It's mostly because as they have the Y axis stepper motor towards the rear of the table under the column rather than hug out the front like most DIY conversions so that limits travel a bit.

This is why the Y axis movement is less than a similar sized SX3

Turning the limit switches off gives a little more movement on the KX3 which I have done when machining flywheels.

Edited By JasonB on 25/02/2022 19:52:14

They came from the Sieg Design

Fundamentally these are manual machines with CNC bolted on afterwards.

With the exception of Deckel and Bridgeport style mills it seems to have "always" been normal practice for manual mills to have restricted Y axis travel towards the column so the outer side of the table cannot be covered by the spindle centre line. I've no idea whether there are fundamental engineering reasons.
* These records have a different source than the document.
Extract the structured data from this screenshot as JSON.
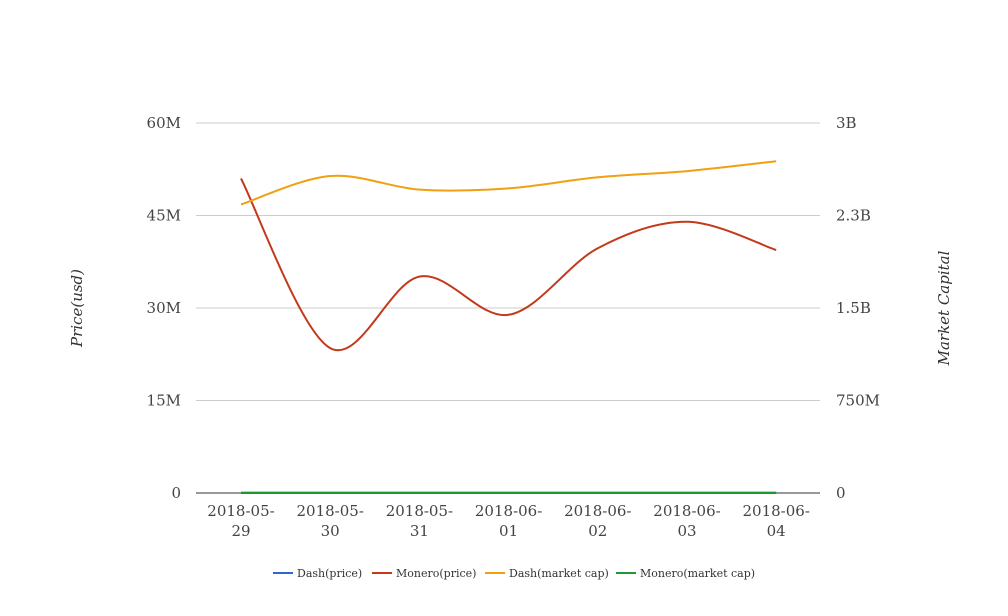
{
  "chart_data": {
    "type": "line",
    "x": [
      "2018-05-29",
      "2018-05-30",
      "2018-05-31",
      "2018-06-01",
      "2018-06-02",
      "2018-06-03",
      "2018-06-04"
    ],
    "x_tick_labels": [
      [
        "2018-05-",
        "29"
      ],
      [
        "2018-05-",
        "30"
      ],
      [
        "2018-05-",
        "31"
      ],
      [
        "2018-06-",
        "01"
      ],
      [
        "2018-06-",
        "02"
      ],
      [
        "2018-06-",
        "03"
      ],
      [
        "2018-06-",
        "04"
      ]
    ],
    "ylabel_left": "Price(usd)",
    "ylabel_right": "Market Capital",
    "ylim_left": [
      0,
      60000000
    ],
    "ylim_right": [
      0,
      3000000000
    ],
    "yticks_left": [
      "0",
      "15M",
      "30M",
      "45M",
      "60M"
    ],
    "yticks_right": [
      "0",
      "750M",
      "1.5B",
      "2.3B",
      "3B"
    ],
    "grid": true,
    "smooth": true,
    "legend_position": "bottom",
    "series": [
      {
        "name": "Dash(price)",
        "axis": "left",
        "color": "#3366cc",
        "values": [
          250,
          280,
          255,
          250,
          265,
          275,
          290
        ]
      },
      {
        "name": "Monero(price)",
        "axis": "left",
        "color": "#c23a1a",
        "values": [
          51000000,
          23500000,
          35100000,
          28900000,
          39700000,
          44000000,
          39400000
        ]
      },
      {
        "name": "Dash(market cap)",
        "axis": "right",
        "color": "#f0a010",
        "values": [
          2340000000,
          2570000000,
          2460000000,
          2470000000,
          2560000000,
          2610000000,
          2690000000
        ]
      },
      {
        "name": "Monero(market cap)",
        "axis": "right",
        "color": "#1e9a32",
        "values": [
          2900000,
          3200000,
          3000000,
          2900000,
          3100000,
          3200000,
          3300000
        ]
      }
    ]
  }
}
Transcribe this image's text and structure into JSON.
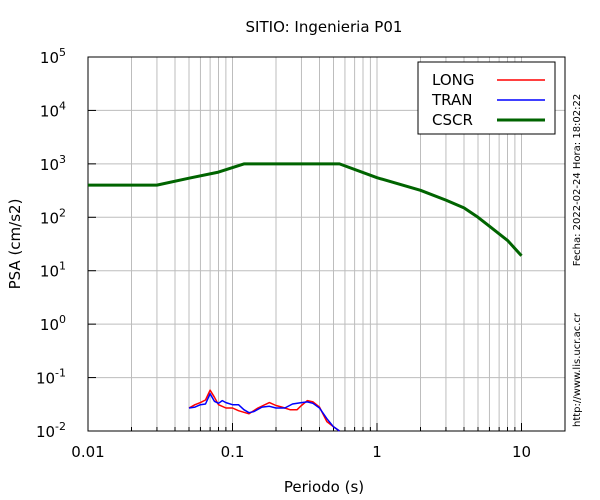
{
  "chart_data": {
    "type": "line",
    "title": "SITIO: Ingenieria P01",
    "xlabel": "Periodo (s)",
    "ylabel": "PSA (cm/s2)",
    "x_scale": "log",
    "y_scale": "log",
    "xlim": [
      0.01,
      20
    ],
    "ylim": [
      0.01,
      100000
    ],
    "grid": true,
    "legend_position": "top-right",
    "x_ticks": [
      {
        "value": 0.01,
        "label": "0.01"
      },
      {
        "value": 0.1,
        "label": "0.1"
      },
      {
        "value": 1,
        "label": "1"
      },
      {
        "value": 10,
        "label": "10"
      }
    ],
    "y_ticks": [
      {
        "value": 0.01,
        "base": "10",
        "exp": "-2"
      },
      {
        "value": 0.1,
        "base": "10",
        "exp": "-1"
      },
      {
        "value": 1,
        "base": "10",
        "exp": "0"
      },
      {
        "value": 10,
        "base": "10",
        "exp": "1"
      },
      {
        "value": 100,
        "base": "10",
        "exp": "2"
      },
      {
        "value": 1000,
        "base": "10",
        "exp": "3"
      },
      {
        "value": 10000,
        "base": "10",
        "exp": "4"
      },
      {
        "value": 100000,
        "base": "10",
        "exp": "5"
      }
    ],
    "series": [
      {
        "name": "LONG",
        "color": "#ff0000",
        "points": [
          [
            0.05,
            0.027
          ],
          [
            0.055,
            0.031
          ],
          [
            0.06,
            0.034
          ],
          [
            0.065,
            0.038
          ],
          [
            0.07,
            0.058
          ],
          [
            0.075,
            0.043
          ],
          [
            0.08,
            0.031
          ],
          [
            0.09,
            0.027
          ],
          [
            0.1,
            0.027
          ],
          [
            0.11,
            0.024
          ],
          [
            0.13,
            0.021
          ],
          [
            0.15,
            0.027
          ],
          [
            0.18,
            0.034
          ],
          [
            0.2,
            0.03
          ],
          [
            0.22,
            0.028
          ],
          [
            0.25,
            0.025
          ],
          [
            0.28,
            0.025
          ],
          [
            0.3,
            0.03
          ],
          [
            0.33,
            0.037
          ],
          [
            0.36,
            0.035
          ],
          [
            0.4,
            0.028
          ],
          [
            0.45,
            0.015
          ],
          [
            0.5,
            0.012
          ],
          [
            0.55,
            0.01
          ]
        ]
      },
      {
        "name": "TRAN",
        "color": "#0000ff",
        "points": [
          [
            0.05,
            0.027
          ],
          [
            0.055,
            0.028
          ],
          [
            0.06,
            0.031
          ],
          [
            0.065,
            0.032
          ],
          [
            0.07,
            0.05
          ],
          [
            0.075,
            0.036
          ],
          [
            0.08,
            0.033
          ],
          [
            0.085,
            0.037
          ],
          [
            0.09,
            0.034
          ],
          [
            0.1,
            0.031
          ],
          [
            0.11,
            0.031
          ],
          [
            0.12,
            0.025
          ],
          [
            0.13,
            0.022
          ],
          [
            0.14,
            0.023
          ],
          [
            0.16,
            0.028
          ],
          [
            0.18,
            0.029
          ],
          [
            0.2,
            0.027
          ],
          [
            0.23,
            0.027
          ],
          [
            0.26,
            0.032
          ],
          [
            0.3,
            0.034
          ],
          [
            0.33,
            0.035
          ],
          [
            0.36,
            0.033
          ],
          [
            0.4,
            0.027
          ],
          [
            0.45,
            0.017
          ],
          [
            0.5,
            0.012
          ],
          [
            0.55,
            0.01
          ]
        ]
      },
      {
        "name": "CSCR",
        "color": "#006400",
        "points": [
          [
            0.01,
            400
          ],
          [
            0.03,
            400
          ],
          [
            0.05,
            540
          ],
          [
            0.08,
            700
          ],
          [
            0.12,
            1000
          ],
          [
            0.55,
            1000
          ],
          [
            1.0,
            550
          ],
          [
            2.0,
            320
          ],
          [
            3.0,
            210
          ],
          [
            4.0,
            150
          ],
          [
            5.0,
            100
          ],
          [
            6.0,
            68
          ],
          [
            8.0,
            37
          ],
          [
            10.0,
            19
          ]
        ]
      }
    ],
    "side_labels": {
      "timestamp": "Fecha: 2022-02-24 Hora: 18:02:22",
      "website": "http://www.lis.ucr.ac.cr"
    }
  }
}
Its just the way things have "always" been done.

Similar to the unreachable ends of the table at the left and right ends.

I guess it provides safe space for work-holding devices like the common step bolt and strap sets.

Whether this was intentional right from the start of vertical mill evolution or whether some mills happened to be made that way and the spare space was found useful so it became the norm I know not.

It seems clear that vertical mill design evolved from the simple drill press, which inherently has unreachable table space, rather than the planer which is able to machine over its whole table. Presumably a matter of price / performance ratio back in the early days as a simple "drill press with x-y table" layout would have been less costly to make.

Modern full on industrial Vertical Machining Centres are made so the spindle can cover pretty much the whole table. To eyes used to manual vertical mills the tables look very small. Especially in relation to the big box enclosure.

Although possibly more objectively accurate, specifying machines by the actual area covered by the spindle rather than by table size would not be a successful sales tactic!

Clive

Jason

Apologies for not keeping up with things. Hadn't realised that the SX2.7 had enough travel to reach the edge of the table. The little Taig CNC on my other bench that I've never got round to using pretty much can too.

I appreciate that the castings and other details are modified to be more CNC orientated rather than simply doing a factory version of a DIY bolt on bits conversion to a manual machine but the overall concept is still very similar. Presumably for manufacturing cost / performance / capability ratio reasons. Generally when you look into the "Why did they do it That way when This way is (theoretically at least) so much better?" the answer tends to be "Wanna pay two (or three or X ) times as much!".

Industrial, enclosed, CNC VMC machines are generally inverted compared to manual machines with smaller tables running on longer ways so you don't have the limited dovetail engagement at extreme travels issue. Expensive to make but great for rigidity. In exchange you have work-holding issues, if you want to exploit the full machining area there is nowhere for hold-downs to go.

Its arguable that a table narrow enough for the spindle to cover the whole Y axis travel is too narrow. A bit of extra width on the outside for hold-downs, clamps, positioning fence for repeat jobs et al is very useful at times. I drive a Bridgeport these days and clamping, work holding et al can be a right pain when the area to be machined approaches the table width.

After a bench top mill I thought a 9" x 42" table would be more than enough! Third job said "Nope!". But I'm home shop guy working in 12" to the ft scale, not model maker. My biggest job, so far, was 14 ft long.

Clive